Dalam acara peresmian tersebut, KLHK juga memberikan bantuan kapal “Jaga Bahari” sebagai sarana dan prasarana pengelolaan sampah di sekitar pantai. Selain itu KLHK juga memberikan tempat sampah tematik sebagai upaya untuk memberikan edukasi dan sosialisasi mengenai masalah sampah kepada masyarakat Labuan Bajo.

“Kami serahkan (pengelolaannya) ke Pemda. Sumber daya manusianya juga sudah kami berikan edukasi ke Kota Surabaya untuk kenal dengan policy (kebijakan, Red.) atau cara-cara yang dibuat oleh Kota Surabaya dalam hal lingkungan bisa diterapkan di Labuan Bajo,” kata Novrizal.

Novrizal juga mengharapkan dukungan komunitas lokal, seperti Trash Hero Indonesia dan Komunitas Perempuan Peduli Lingkungan, untuk bersama-sama mengelola sampah di kawasan Labuan Bajo.
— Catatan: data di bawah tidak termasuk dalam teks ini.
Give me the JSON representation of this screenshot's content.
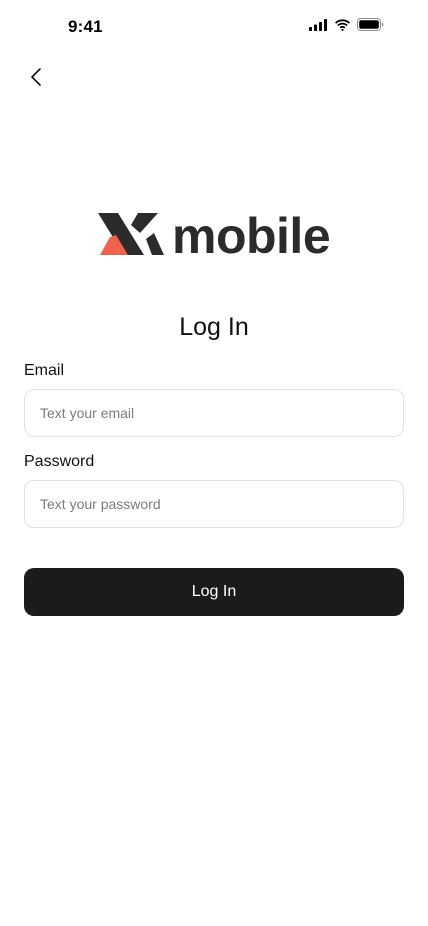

BACA JUGA: KLHK Dorong Pemerintah Daerah Membuat Jakstrada Pengelolaan Sampah 

Senada dengan Novrizal, Wakil Bupati Manggarai Bara t, Maria Geong berharap jika bantuan yang diberikan tidak hanya sekadar seremonial melainkan betul-betul digunakan dengan baik dan menjadi pendukung data yang akurat dan valid.

“Pemda harus bertanggungjawab dengan baik untuk Pusat Daur Ulang Sampah dan bantuan sarana prasarana ini. Seperti adanya kapal ini, seharusnya pengumpulan sampah bisa lebih sistematis dan bisa didata setiap hari sampah yang diangkut supaya kita mengetahui kapan volume sampah meningkat dan menurun, kapan saja dan di mana saja,” ujar Maria.

Lebih dari itu, Maria berharap jika bantuan ini tidak hanya bermanfaat untuk masyarakat saja, namun juga bisa digunakan sebagai data informasi terkait persampahan. Informasi ini dapat diperoleh dengan mempelajari pola dan fluktuasi masyarakat dalam membuang sampah. “Supaya saya sebagai pembuat keputusan bisa mengeluarkan keputusan yang benar dalam bentuk peraturan, fasilitas, dan sosialisasi,” pungkas Maria.

Sebagai informasi, di hari yang sama Direktorat PSLB3 melakukan Aksi Bersih Sampah yang dilaksanakan di Pelabuhan Pink Labuan Bajo, bersama komunitas Trash Hero, Perempuan Peduli Lingkungan, Sekolah Muhammadiyah Labuan Bajo.